第69回 セキ止め薬の危険な落とし穴?(聞診1)

聞診(ぶんしん)とは「音」と「ニオイ」によって患者さんの状態を観察する中医学の診察法です。

例えば、話す声や呼吸の様子などに力があれば体力や気力はそれほど衰えていないと考え、反対に弱々しい場合は体力や気力などの低下を疑い回復にも時間がかかると考えます。

セキをしている場合にはそのセキの強さ・痰(たん)のからまり具合い・セキが連続的にでるのか時々でるのか・息切れがするのかしないのか・ゼーゼーやヒューヒューなどぜん息に特有のセキがあるかどうかなどを聞きます。

連続してセキがでている場合は、のどの粘膜などがカラカラ乾燥して過敏な状態になっていることが多く、セキが出始めると次から次へとセキが続きます。こんなときは、市販のセキ止めをいくら飲んでもダメで、のどの粘膜を潤す働きのある漢方薬やのどの過敏な状態を抑える働きのある漢方薬を使うほうが早く楽になります。また、単純にアメ・ハチミツ・水あめなどをなめたりしても少しは楽になるでしょう。

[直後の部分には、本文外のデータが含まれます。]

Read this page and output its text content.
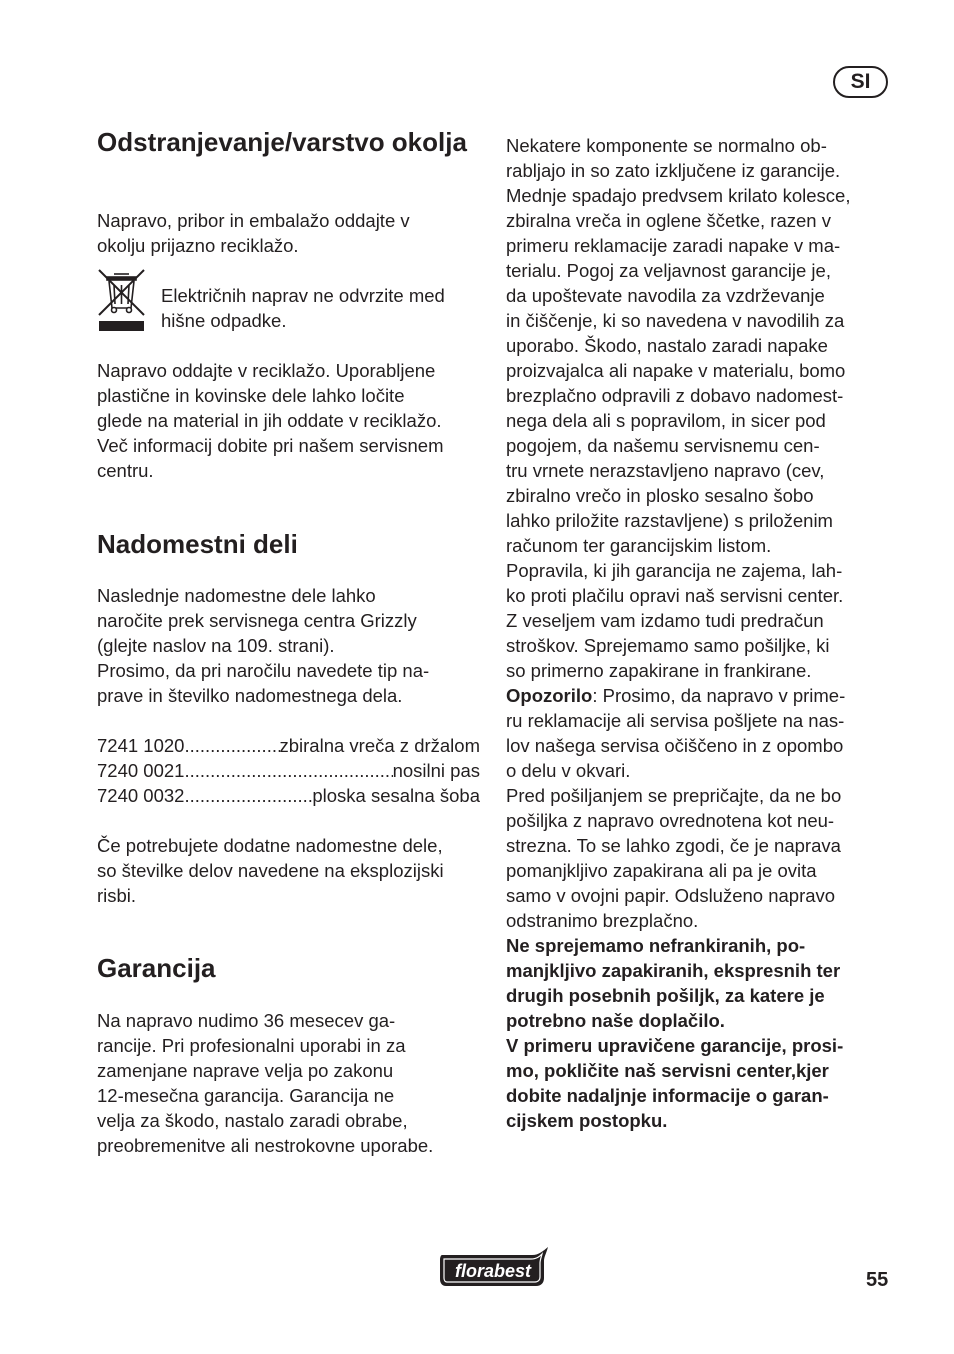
SI
Odstranjevanje/varstvo okolja

Napravo, pribor in embalažo oddajte v
okolju prijazno reciklažo.

Napravo oddajte v reciklažo. Uporabljene
plastične in kovinske dele lahko ločite
glede na material in jih oddate v reciklažo.
Več informacij dobite pri našem servisnem
centru.

Nadomestni deli

Naslednje nadomestne dele lahko
naročite prek servisnega centra Grizzly
(glejte naslov na 109. strani).
Prosimo, da pri naročilu navedete tip na-
prave in številko nadomestnega dela.

7241 1020 .....	zbiralna vreča z držalom
7240 0021 .....	nosilni pas
7240 0032 .....	ploska sesalna šoba

Če potrebujete dodatne nadomestne dele,
so številke delov navedene na eksplozijski
risbi.

Garancija

Na napravo nudimo 36 mesecev ga-
rancije. Pri profesionalni uporabi in za
zamenjane naprave velja po zakonu
12-mesečna garancija. Garancija ne
velja za škodo, nastalo zaradi obrabe,
preobremenitve ali nestrokovne uporabe.

Električnih naprav ne odvrzite med
hišne odpadke.

Nekatere komponente se normalno ob-
rabljajo in so zato izključene iz garancije.
Mednje spadajo predvsem krilato kolesce,
zbiralna vreča in oglene ščetke, razen v
primeru reklamacije zaradi napake v ma-
terialu. Pogoj za veljavnost garancije je,
da upoštevate navodila za vzdrževanje
in čiščenje, ki so navedena v navodilih za
uporabo. Škodo, nastalo zaradi napake
proizvajalca ali napake v materialu, bomo
brezplačno odpravili z dobavo nadomest-
nega dela ali s popravilom, in sicer pod
pogojem, da našemu servisnemu cen-
tru vrnete nerazstavljeno napravo (cev,
zbiralno vrečo in plosko sesalno šobo
lahko priložite razstavljene) s priloženim
računom ter garancijskim listom.
Popravila, ki jih garancija ne zajema, lah-
ko proti plačilu opravi naš servisni center.
Z veseljem vam izdamo tudi predračun
stroškov. Sprejemamo samo pošiljke, ki
so primerno zapakirane in frankirane.

Opozorilo: Prosimo, da napravo v prime-
ru reklamacije ali servisa pošljete na nas-
lov našega servisa očiščeno in z opombo
o delu v okvari.
Pred pošiljanjem se prepričajte, da ne bo
pošiljka z napravo ovrednotena kot neu-
strezna. To se lahko zgodi, če je naprava
pomanjkljivo zapakirana ali pa je ovita
samo v ovojni papir. Odsluženo napravo
odstranimo brezplačno.

Ne sprejemamo nefrankiranih, po-
manjkljivo zapakiranih, ekspresnih ter
drugih posebnih pošiljk, za katere je
potrebno naše doplačilo.

V primeru upravičene garancije, prosi-
mo, pokličite naš servisni center,kjer
dobite nadaljnje informacije o garan-
cijskem postopku.

florabest	55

また、一般に市販されているセキ止め薬の多くには、リン酸コデインやリン酸ジヒドロコデインなどの麻薬系の中枢性鎮咳薬が配合されており、効能効果のところにはセキ・タンと大きく書かれています。しかし、ぜん息系のセキの場合には、こういった成分は呼吸中枢抑制の作用があるため服用することは避けられたほうが無難でしょう。